Though he was nominated 41 times, G. N. Lewis never won the Nobel Prize in Chemistry. On March 23, 1946, Lewis was found dead in his Berkeley laboratory where he had been working with hydrogen cyanide; many postulated that the cause of his death was suicide. After Lewis' death, his children followed their father's career in chemistry.
Lewis was born in 1875 and raised in Weymouth, Massachusetts, where there exists a street named for him, G.N. Lewis Way, off Summer Street. Additionally, the wing of the new Weymouth High School Chemistry department has been named in his honor. Lewis received his primary education at home from his parents, Frank Wesley Lewis, a lawyer of independent character, and Mary Burr White Lewis. He read at age three and was intellectually precocious. In 1884 his family moved to Lincoln, Nebraska, and in 1889 he received his first formal education at the university preparatory school.
In 1893, after two years at the University of Nebraska, Lewis transferred to Harvard University, where he obtained his B.S. in 1896. After a year of teaching at Phillips Academy in Andover, Lewis returned to Harvard to study with the physical chemist T. W. Richards and obtained his Ph.D. in 1899 with a dissertation on electrochemical potentials. After a year of teaching at Harvard, Lewis took a traveling fellowship to Germany, the center of physical chemistry, and studied with Walther Nernst at Göttingen and with Wilhelm Ostwald at Leipzig. While working in Nernst's lab, Nernst and Lewis apparently developed a lifelong enmity. In the following years, Lewis started to criticize and denounce his former teacher on many occasions, calling Nernst's work on his heat theorem "a regrettable episode in the history of chemistry". A friend of Nernst's, Wilhelm Palmær (Swedish), was a member of the Nobel Chemistry Committee. There is evidence that he used the Nobel nominating and reporting procedures to block a Nobel Prize for Lewis in thermodynamics by nominating Lewis for the prize three times, and then using his position as a committee member to write negative reports.
After his stay in Nernst's lab, Lewis returned to Harvard in 1901 as an instructor for three more years. He was appointed instructor in thermodynamics and electrochemistry. In 1904 Lewis was granted a leave of absence and became Superintendent of Weights and Measures for the Bureau of Science in Manila, Philippines.

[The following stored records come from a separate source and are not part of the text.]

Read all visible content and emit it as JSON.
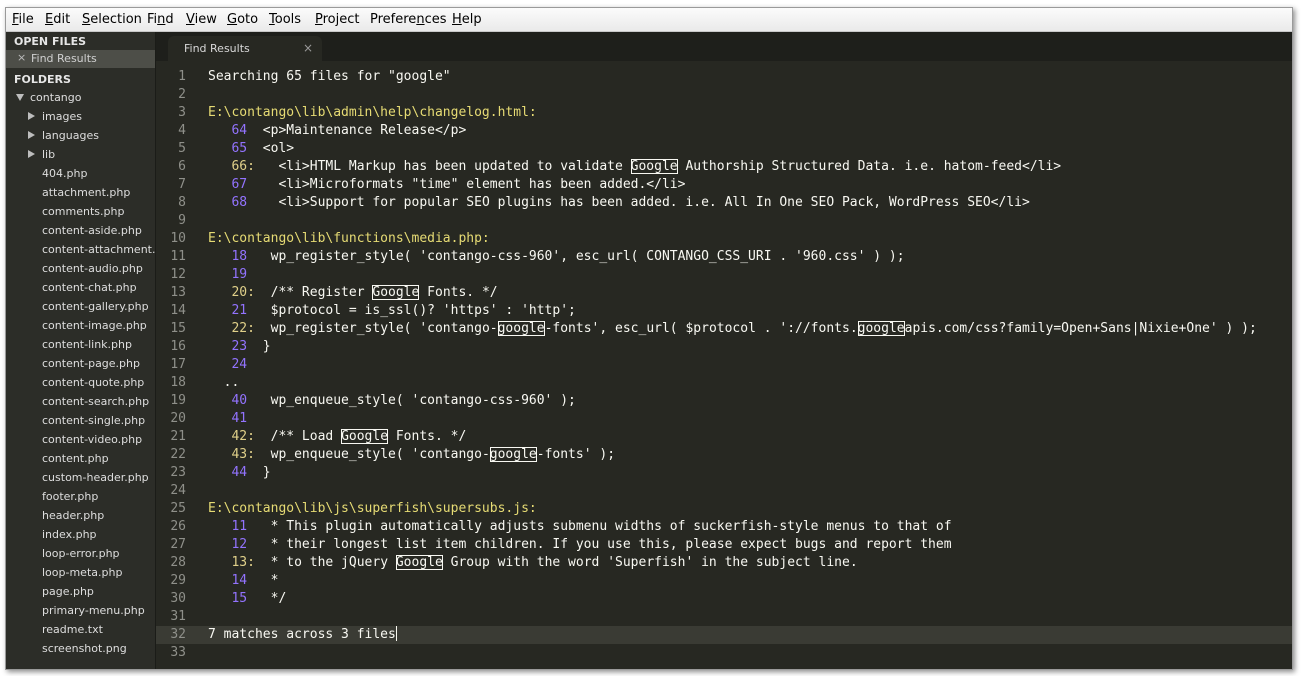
{
  "menubar": {
    "items": [
      "File",
      "Edit",
      "Selection",
      "Find",
      "View",
      "Goto",
      "Tools",
      "Project",
      "Preferences",
      "Help"
    ],
    "mnemonics": [
      "F",
      "E",
      "S",
      "n",
      "V",
      "G",
      "T",
      "P",
      "n",
      "H"
    ]
  },
  "sidebar": {
    "open_files_header": "OPEN FILES",
    "open_files": [
      {
        "close": "×",
        "name": "Find Results"
      }
    ],
    "folders_header": "FOLDERS",
    "root_folder": "contango",
    "subfolders": [
      "images",
      "languages",
      "lib"
    ],
    "files": [
      "404.php",
      "attachment.php",
      "comments.php",
      "content-aside.php",
      "content-attachment.php",
      "content-audio.php",
      "content-chat.php",
      "content-gallery.php",
      "content-image.php",
      "content-link.php",
      "content-page.php",
      "content-quote.php",
      "content-search.php",
      "content-single.php",
      "content-video.php",
      "content.php",
      "custom-header.php",
      "footer.php",
      "header.php",
      "index.php",
      "loop-error.php",
      "loop-meta.php",
      "page.php",
      "primary-menu.php",
      "readme.txt",
      "screenshot.png"
    ]
  },
  "tab": {
    "title": "Find Results",
    "close": "×"
  },
  "editor": {
    "current_line": 32,
    "colors": {
      "background": "#272822",
      "text": "#f8f8f2",
      "line_number": "#8f908a",
      "path": "#e6db74",
      "context_number": "#9373ff",
      "match_number": "#e0d08a",
      "current_line": "#3a3b34"
    },
    "lines": [
      {
        "n": "1",
        "t": [
          [
            "t",
            "Searching 65 files for \"google\""
          ]
        ]
      },
      {
        "n": "2",
        "t": []
      },
      {
        "n": "3",
        "t": [
          [
            "p",
            "E:\\contango\\lib\\admin\\help\\changelog.html:"
          ]
        ]
      },
      {
        "n": "4",
        "t": [
          [
            "c",
            "   64"
          ],
          [
            "t",
            "  <p>Maintenance Release</p>"
          ]
        ]
      },
      {
        "n": "5",
        "t": [
          [
            "c",
            "   65"
          ],
          [
            "t",
            "  <ol>"
          ]
        ]
      },
      {
        "n": "6",
        "t": [
          [
            "m",
            "   66:"
          ],
          [
            "t",
            "   <li>HTML Markup has been updated to validate "
          ],
          [
            "h",
            "Google"
          ],
          [
            "t",
            " Authorship Structured Data. i.e. hatom-feed</li>"
          ]
        ]
      },
      {
        "n": "7",
        "t": [
          [
            "c",
            "   67"
          ],
          [
            "t",
            "    <li>Microformats \"time\" element has been added.</li>"
          ]
        ]
      },
      {
        "n": "8",
        "t": [
          [
            "c",
            "   68"
          ],
          [
            "t",
            "    <li>Support for popular SEO plugins has been added. i.e. All In One SEO Pack, WordPress SEO</li>"
          ]
        ]
      },
      {
        "n": "9",
        "t": []
      },
      {
        "n": "10",
        "t": [
          [
            "p",
            "E:\\contango\\lib\\functions\\media.php:"
          ]
        ]
      },
      {
        "n": "11",
        "t": [
          [
            "c",
            "   18"
          ],
          [
            "t",
            "   wp_register_style( 'contango-css-960', esc_url( CONTANGO_CSS_URI . '960.css' ) );"
          ]
        ]
      },
      {
        "n": "12",
        "t": [
          [
            "c",
            "   19"
          ]
        ]
      },
      {
        "n": "13",
        "t": [
          [
            "m",
            "   20:"
          ],
          [
            "t",
            "  /** Register "
          ],
          [
            "h",
            "Google"
          ],
          [
            "t",
            " Fonts. */"
          ]
        ]
      },
      {
        "n": "14",
        "t": [
          [
            "c",
            "   21"
          ],
          [
            "t",
            "   $protocol = is_ssl()? 'https' : 'http';"
          ]
        ]
      },
      {
        "n": "15",
        "t": [
          [
            "m",
            "   22:"
          ],
          [
            "t",
            "  wp_register_style( 'contango-"
          ],
          [
            "h",
            "google"
          ],
          [
            "t",
            "-fonts', esc_url( $protocol . '://fonts."
          ],
          [
            "h",
            "google"
          ],
          [
            "t",
            "apis.com/css?family=Open+Sans|Nixie+One' ) );"
          ]
        ]
      },
      {
        "n": "16",
        "t": [
          [
            "c",
            "   23"
          ],
          [
            "t",
            "  }"
          ]
        ]
      },
      {
        "n": "17",
        "t": [
          [
            "c",
            "   24"
          ]
        ]
      },
      {
        "n": "18",
        "t": [
          [
            "t",
            "  .."
          ]
        ]
      },
      {
        "n": "19",
        "t": [
          [
            "c",
            "   40"
          ],
          [
            "t",
            "   wp_enqueue_style( 'contango-css-960' );"
          ]
        ]
      },
      {
        "n": "20",
        "t": [
          [
            "c",
            "   41"
          ]
        ]
      },
      {
        "n": "21",
        "t": [
          [
            "m",
            "   42:"
          ],
          [
            "t",
            "  /** Load "
          ],
          [
            "h",
            "Google"
          ],
          [
            "t",
            " Fonts. */"
          ]
        ]
      },
      {
        "n": "22",
        "t": [
          [
            "m",
            "   43:"
          ],
          [
            "t",
            "  wp_enqueue_style( 'contango-"
          ],
          [
            "h",
            "google"
          ],
          [
            "t",
            "-fonts' );"
          ]
        ]
      },
      {
        "n": "23",
        "t": [
          [
            "c",
            "   44"
          ],
          [
            "t",
            "  }"
          ]
        ]
      },
      {
        "n": "24",
        "t": []
      },
      {
        "n": "25",
        "t": [
          [
            "p",
            "E:\\contango\\lib\\js\\superfish\\supersubs.js:"
          ]
        ]
      },
      {
        "n": "26",
        "t": [
          [
            "c",
            "   11"
          ],
          [
            "t",
            "   * This plugin automatically adjusts submenu widths of suckerfish-style menus to that of"
          ]
        ]
      },
      {
        "n": "27",
        "t": [
          [
            "c",
            "   12"
          ],
          [
            "t",
            "   * their longest list item children. If you use this, please expect bugs and report them"
          ]
        ]
      },
      {
        "n": "28",
        "t": [
          [
            "m",
            "   13:"
          ],
          [
            "t",
            "  * to the jQuery "
          ],
          [
            "h",
            "Google"
          ],
          [
            "t",
            " Group with the word 'Superfish' in the subject line."
          ]
        ]
      },
      {
        "n": "29",
        "t": [
          [
            "c",
            "   14"
          ],
          [
            "t",
            "   *"
          ]
        ]
      },
      {
        "n": "30",
        "t": [
          [
            "c",
            "   15"
          ],
          [
            "t",
            "   */"
          ]
        ]
      },
      {
        "n": "31",
        "t": []
      },
      {
        "n": "32",
        "t": [
          [
            "t",
            "7 matches across 3 files"
          ]
        ]
      },
      {
        "n": "33",
        "t": []
      }
    ]
  }
}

The next year he returned to Cambridge, Massachusetts when the Massachusetts Institute of Technology (MIT) appointed him to a faculty position, in which he had a chance to join a group of outstanding physical chemists under the direction of Arthur Amos Noyes. He became an assistant professor in 1907, associate professor in 1908, and full professor in 1911. He left MIT in 1912 to become a professor of physical chemistry and dean of the College of Chemistry at the University of California, Berkeley. Lewis Hall at Berkeley, built in 1948, is named in his honor.
Most of Lewis’ lasting interests originated during his Harvard years. The most important was thermodynamics, a subject in which Richards was very active at that time. Although most of the important thermodynamic relations were known by 1895, they were seen as isolated equations, and had not yet been rationalized as a logical system, from which, given one relation, the rest could be derived. Moreover, these relations were inexact, applying only to ideal chemical systems. These were two outstanding problems of theoretical thermodynamics. In two long and ambitious theoretical papers in 1900 and 1901, Lewis tried to provide a solution. Lewis introduced the thermodynamic concept of activity and coined the term "fugacity". His new idea of fugacity, or "escaping tendency", was a function with the dimensions of pressure which expressed the tendency of a substance to pass from one chemical phase to another. Lewis believed that fugacity was the fundamental principle from which a system of real thermodynamic relations could be derived. This hope was not realized, though fugacity did find a lasting place in the description of real gases.